How to get to La Molina
As our visit to La Molina formed part of our Northern Spain road trip, we drove direct from our campsite south of Barcelona (Camping Vilanova Park). We had taken our Bongo camper on the ferry to Spain from the UK and so this was self-drive.
However, if you want to travel to La Molina directly from the UK, the easiest way is to fly to Barcelona, and then hire a car to drive the 2 hours to the resort.
You could get the direct train from Barcelona to La Molina, but when you consider the cost and faff of getting to and from the train station either end for a family, it probably works out cheaper hiring a car and driving yourselves.
Summary of costs skiing at La Molina
See the breakdown below of our skiing costs at La Molina. This worked out at about £1700 for the four days, for two adults and two kids (age 6 and 8).

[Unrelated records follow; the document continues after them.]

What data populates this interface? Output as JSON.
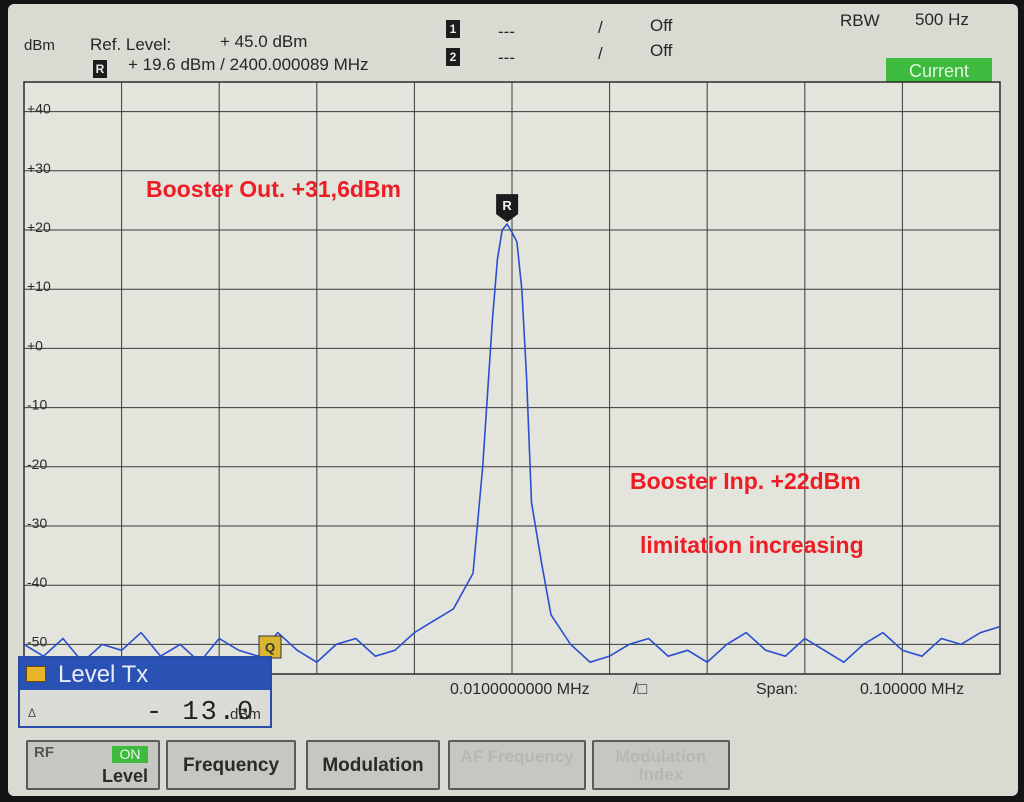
{
  "header": {
    "unit": "dBm",
    "ref_level_label": "Ref. Level:",
    "ref_level_value": "+ 45.0  dBm",
    "ref_marker_glyph": "R",
    "ref_marker_readout": "+ 19.6  dBm /  2400.000089  MHz",
    "marker1_glyph": "1",
    "marker1_readout": "---",
    "marker1_sep": "/",
    "marker1_state": "Off",
    "marker2_glyph": "2",
    "marker2_readout": "---",
    "marker2_sep": "/",
    "marker2_state": "Off",
    "rbw_label": "RBW",
    "rbw_value": "500 Hz",
    "status_badge": "Current"
  },
  "chart_data": {
    "type": "line",
    "y_ticks": [
      "+40",
      "+30",
      "+20",
      "+10",
      "+0",
      "-10",
      "-20",
      "-30",
      "-40",
      "-50"
    ],
    "ylim": [
      -55,
      45
    ],
    "xlim": [
      -0.05,
      0.05
    ],
    "grid": true,
    "center_label": "0.0100000000 MHz",
    "center_suffix": "/□",
    "span_label": "Span:",
    "span_value": "0.100000  MHz",
    "peak_marker": "R",
    "sweep_marker": "Q",
    "series": [
      {
        "color": "#2a4fd0",
        "x": [
          -0.05,
          -0.048,
          -0.046,
          -0.044,
          -0.042,
          -0.04,
          -0.038,
          -0.036,
          -0.034,
          -0.032,
          -0.03,
          -0.028,
          -0.026,
          -0.024,
          -0.022,
          -0.02,
          -0.018,
          -0.016,
          -0.014,
          -0.012,
          -0.01,
          -0.008,
          -0.006,
          -0.004,
          -0.003,
          -0.002,
          -0.0015,
          -0.001,
          -0.0005,
          0,
          0.0005,
          0.001,
          0.0015,
          0.002,
          0.003,
          0.004,
          0.006,
          0.008,
          0.01,
          0.012,
          0.014,
          0.016,
          0.018,
          0.02,
          0.022,
          0.024,
          0.026,
          0.028,
          0.03,
          0.032,
          0.034,
          0.036,
          0.038,
          0.04,
          0.042,
          0.044,
          0.046,
          0.048,
          0.05
        ],
        "y": [
          -50,
          -52,
          -49,
          -53,
          -50,
          -51,
          -48,
          -52,
          -50,
          -53,
          -49,
          -51,
          -52,
          -48,
          -51,
          -53,
          -50,
          -49,
          -52,
          -51,
          -48,
          -46,
          -44,
          -38,
          -20,
          5,
          15,
          20,
          21,
          19.6,
          18,
          10,
          -5,
          -26,
          -36,
          -45,
          -50,
          -53,
          -52,
          -50,
          -49,
          -52,
          -51,
          -53,
          -50,
          -48,
          -51,
          -52,
          -49,
          -51,
          -53,
          -50,
          -48,
          -51,
          -52,
          -49,
          -50,
          -48,
          -47
        ]
      }
    ]
  },
  "annotations": {
    "booster_out": "Booster Out. +31,6dBm",
    "booster_inp": "Booster Inp. +22dBm",
    "limitation": "limitation increasing"
  },
  "level_panel": {
    "title": "Level Tx",
    "delta": "Δ",
    "value": "- 13.0",
    "unit": "dBm"
  },
  "softkeys": {
    "rf_title": "RF",
    "rf_state": "ON",
    "rf_level": "Level",
    "frequency": "Frequency",
    "modulation": "Modulation",
    "af_frequency": "AF Frequency",
    "modulation_index": "Modulation Index"
  }
}
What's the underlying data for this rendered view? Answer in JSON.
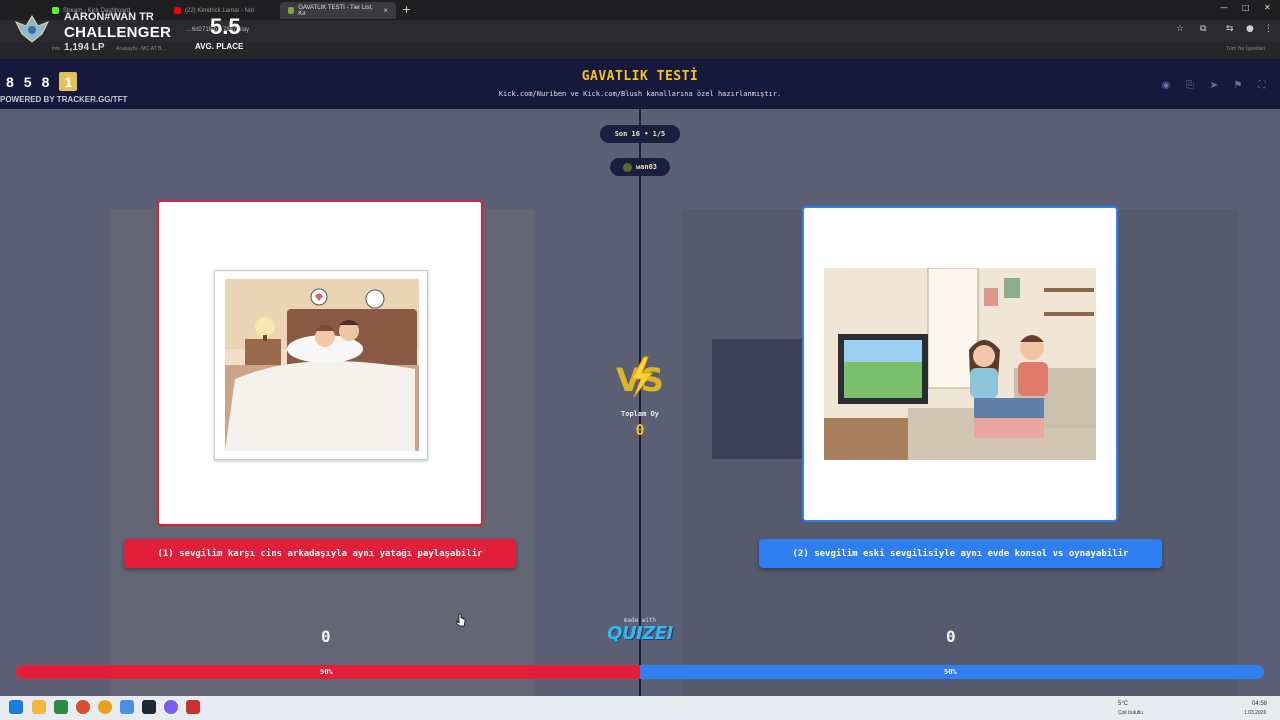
{
  "browser": {
    "tabs": [
      {
        "label": "Stream - Kick Dashboard",
        "color": "#53fc18"
      },
      {
        "label": "(22) Kendrick Lamar - Not",
        "color": "#ff0000"
      },
      {
        "label": "GAVATLIK TESTİ - Tier List, Kır",
        "color": "#7aa63b"
      }
    ],
    "url": "…6d271feb…7867/play",
    "bookmarks": [
      "İnfo",
      "Anasayfa - MC-AT B…"
    ],
    "all_bookmarks": "Tüm Yer İşaretleri"
  },
  "overlay": {
    "player": "AARON#WAN TR",
    "rank": "CHALLENGER",
    "lp": "1,194 LP",
    "avg_value": "5.5",
    "avg_label": "AVG. PLACE",
    "places": [
      "8",
      "5",
      "8",
      "1"
    ],
    "powered": "POWERED BY TRACKER.GG/TFT"
  },
  "app": {
    "title": "GAVATLIK TESTİ",
    "subtitle": "Kick.com/Nuriben ve Kick.com/Blush kanallarına özel hazırlanmıştır.",
    "round": "Son 16 • 1/5",
    "user": "wan03",
    "vs_label": "VS",
    "total_label": "Toplam Oy",
    "total_value": "0",
    "made_with": "made with",
    "brand": "QUIZEI"
  },
  "options": [
    {
      "label": "(1) sevgilim karşı cins arkadaşıyla aynı yatağı paylaşabilir",
      "votes": "0",
      "percent": "50%",
      "color": "#e11f3a"
    },
    {
      "label": "(2) sevgilim eski sevgilisiyle aynı evde konsol vs oynayabilir",
      "votes": "0",
      "percent": "50%",
      "color": "#2f7ff0"
    }
  ],
  "vote_share": [
    0.5,
    0.5
  ],
  "taskbar": {
    "weather": "5°C",
    "weather_desc": "Çok bulutlu",
    "time": "04:58",
    "date": "1.03.2026"
  }
}
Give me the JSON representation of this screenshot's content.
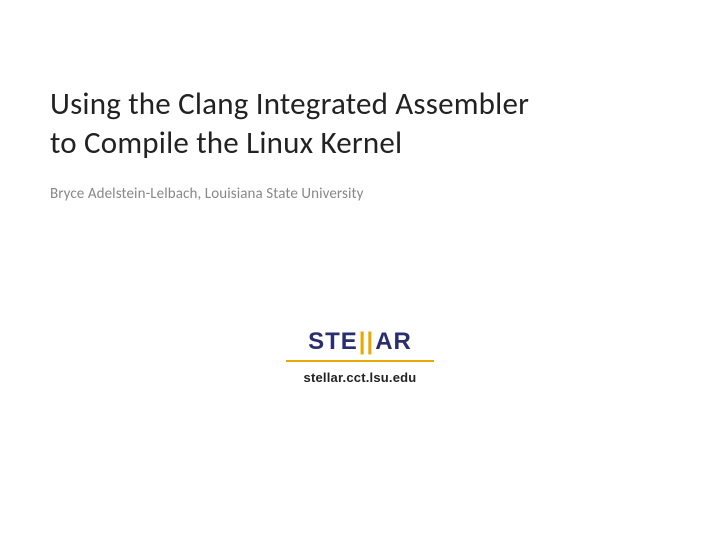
{
  "slide": {
    "title_line1": "Using the Clang Integrated Assembler",
    "title_line2": "to Compile the Linux Kernel",
    "author": "Bryce Adelstein-Lelbach, Louisiana State University"
  },
  "logo": {
    "part1": "STE",
    "pipes": "||",
    "part2": "AR",
    "url": "stellar.cct.lsu.edu"
  }
}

|La Guitart La Molina (5 nights)||€945.60|
|Parking (5 nights)||€60|
|Ski lessons for the boys (10 hours)||€400|
|Ski equipment hire||€200|
|Lift passes for four days (2 adults, 1 infant, 1 bambino)||€440|
|Total cost (€)||€2045.60|
Please note that these prices are what we paid Dec/Jan 2020/2021. They are likely to change for future seasons.
I haven’t included food, as this depends with how much you eat out or self-cater. It is very possible to keep food costs down (or cheaper) to what you normally spend at home.
I also haven’t included travel costs to get to La Molina as we were road tripping Spain and in Northern Spain anyway.
Final thoughts on our first family ski trip in Spain
This was a superb introduction for our boys to skiing. With all it’s blue and green runs and the fantastic instruction from Feran, I really couldn’t have asked for more. I’m amazed at how the boys’ ability leaped in just four days; they are now hooked and desperate to go skiing again!
Also, for a first trip, four full days of skiing felt to be just the right amount of time. The boys certainly wanted to stay for longer, but us parents can tell when they’re getting tired, right? Plus, by the end of the fourth day, my legs were ready for a day off.
Some people may be put off at the lack of après ski. But as it was our first family ski trip, not only did it help keep costs down, but it meant that there were no distractions once the lifts had closed for the day and we could all return to the aparthotel to relax.
Click here to read our tips for a successful fist time family ski trip.
La Molina, we’ll definitely be back.